La nave Life Support di Emergency raggiungerà il porto di Bari giovedì 20 agosto, dopo aver completato un intervento di soccorso nelle acque internazionali dell’area Sar libica. A bordo dell’imbarcazione si trovano 50 migranti salvati durante una traversata nel Mediterraneo, ai quali si aggiungono sette persone decedute durante il viaggio.
Lo scalo pugliese è stato individuato dalle autorità italiane come punto di approdo per consentire le operazioni di sbarco e l’assistenza ai naufraghi. La comunicazione della destinazione era arrivata nella giornata precedente, permettendo di organizzare l’accoglienza e le procedure sanitarie previste all’arrivo.
Tra le persone soccorse figurano anche 29 minorenni non accompagnati e cinque donne, categorie particolarmente vulnerabili che richiederanno specifiche misure di supporto dopo lo sbarco. I migranti erano partiti dalla Libia il 16 agosto e, secondo le informazioni disponibili, provengono principalmente da Somalia ed Egitto.
Durante le fasi successive al salvataggio sono state necessarie anche alcune operazioni di emergenza. Due persone in condizioni gravi, colpite da problemi respiratori legati al soffocamento, sono state evacuate già nel pomeriggio di ieri per ricevere cure immediate. Le loro condizioni avevano richiesto un intervento tempestivo prima dell’arrivo della nave nel porto assegnato.
La presenza delle sette vittime a bordo evidenzia ancora una volta i rischi affrontati da chi tenta di attraversare il Mediterraneo su imbarcazioni spesso inadeguate per affrontare una lunga navigazione. I naufraghi deceduti sarebbero morti durante la traversata prima dell’intervento dei soccorritori.

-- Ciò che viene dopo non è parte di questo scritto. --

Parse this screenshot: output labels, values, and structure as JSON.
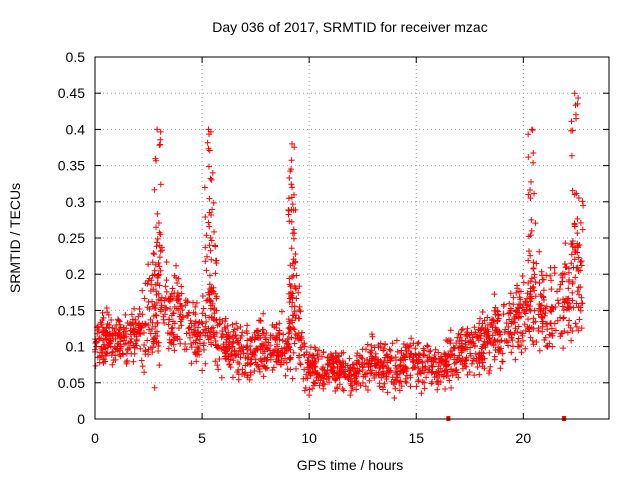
{
  "chart_data": {
    "type": "scatter",
    "title": "Day 036 of 2017, SRMTID for receiver mzac",
    "xlabel": "GPS time / hours",
    "ylabel": "SRMTID / TECUs",
    "xlim": [
      0,
      24
    ],
    "ylim": [
      0,
      0.5
    ],
    "xticks": [
      0,
      5,
      10,
      15,
      20
    ],
    "xtick_labels": [
      "0",
      "5",
      "10",
      "15",
      "20"
    ],
    "yticks": [
      0,
      0.05,
      0.1,
      0.15,
      0.2,
      0.25,
      0.3,
      0.35,
      0.4,
      0.45,
      0.5
    ],
    "ytick_labels": [
      "0",
      "0.05",
      "0.1",
      "0.15",
      "0.2",
      "0.25",
      "0.3",
      "0.35",
      "0.4",
      "0.45",
      "0.5"
    ],
    "grid": true,
    "marker": "plus",
    "color": "#ff0000",
    "series_note": "approx. several thousand points; series below gives the representative trend in hours / TECU",
    "trend": {
      "x": [
        0,
        1,
        2,
        2.8,
        3,
        3.5,
        4,
        4.5,
        5,
        5.4,
        6,
        7,
        8,
        9,
        9.3,
        10,
        11,
        12,
        13,
        14,
        15,
        16,
        17,
        18,
        19,
        20,
        20.4,
        21,
        22,
        22.5
      ],
      "base": [
        0.11,
        0.11,
        0.11,
        0.15,
        0.17,
        0.14,
        0.15,
        0.12,
        0.12,
        0.15,
        0.1,
        0.09,
        0.1,
        0.1,
        0.14,
        0.07,
        0.07,
        0.06,
        0.08,
        0.07,
        0.08,
        0.07,
        0.09,
        0.11,
        0.12,
        0.14,
        0.18,
        0.15,
        0.17,
        0.2
      ],
      "spread": [
        0.04,
        0.04,
        0.04,
        0.1,
        0.1,
        0.06,
        0.07,
        0.05,
        0.05,
        0.08,
        0.04,
        0.04,
        0.04,
        0.04,
        0.08,
        0.035,
        0.035,
        0.03,
        0.035,
        0.035,
        0.035,
        0.035,
        0.04,
        0.05,
        0.05,
        0.06,
        0.1,
        0.06,
        0.07,
        0.12
      ]
    },
    "peaks": [
      {
        "x": 2.9,
        "y": 0.4
      },
      {
        "x": 5.3,
        "y": 0.4
      },
      {
        "x": 5.5,
        "y": 0.34
      },
      {
        "x": 9.2,
        "y": 0.38
      },
      {
        "x": 9.2,
        "y": 0.32
      },
      {
        "x": 20.4,
        "y": 0.4
      },
      {
        "x": 22.4,
        "y": 0.45
      }
    ],
    "zero_markers": [
      {
        "x": 16.5,
        "y": 0
      },
      {
        "x": 21.9,
        "y": 0
      }
    ],
    "data_range": [
      0,
      22.8
    ]
  }
}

L’arrivo della Life Support a Bari rappresenta dunque l’ultima fase di un’operazione iniziata in mare con il recupero delle persone in difficoltà. Una volta raggiunto il porto, saranno avviate le procedure previste per l’identificazione, i controlli sanitari e la presa in carico dei migranti da parte delle strutture competenti.
Le operazioni di soccorso nel Mediterraneo continuano a coinvolgere numerose organizzazioni impegnate nell’assistenza alle persone in fuga da situazioni di crisi e alla ricerca di un percorso sicuro verso l’Europa. La missione della nave di Emergency si inserisce in questo contesto, con l’obiettivo di garantire assistenza immediata a chi viene trovato in condizioni di pericolo in mare.
La vicenda richiama inoltre l’attenzione sulle difficoltà delle rotte migratorie dal Nord Africa verso il continente europeo, caratterizzate da viaggi estremamente rischiosi e da frequenti emergenze umanitarie. Il trasferimento dei naufraghi verso un porto sicuro consente ora di completare gli interventi necessari per tutelare la salute e la sicurezza delle persone coinvolte.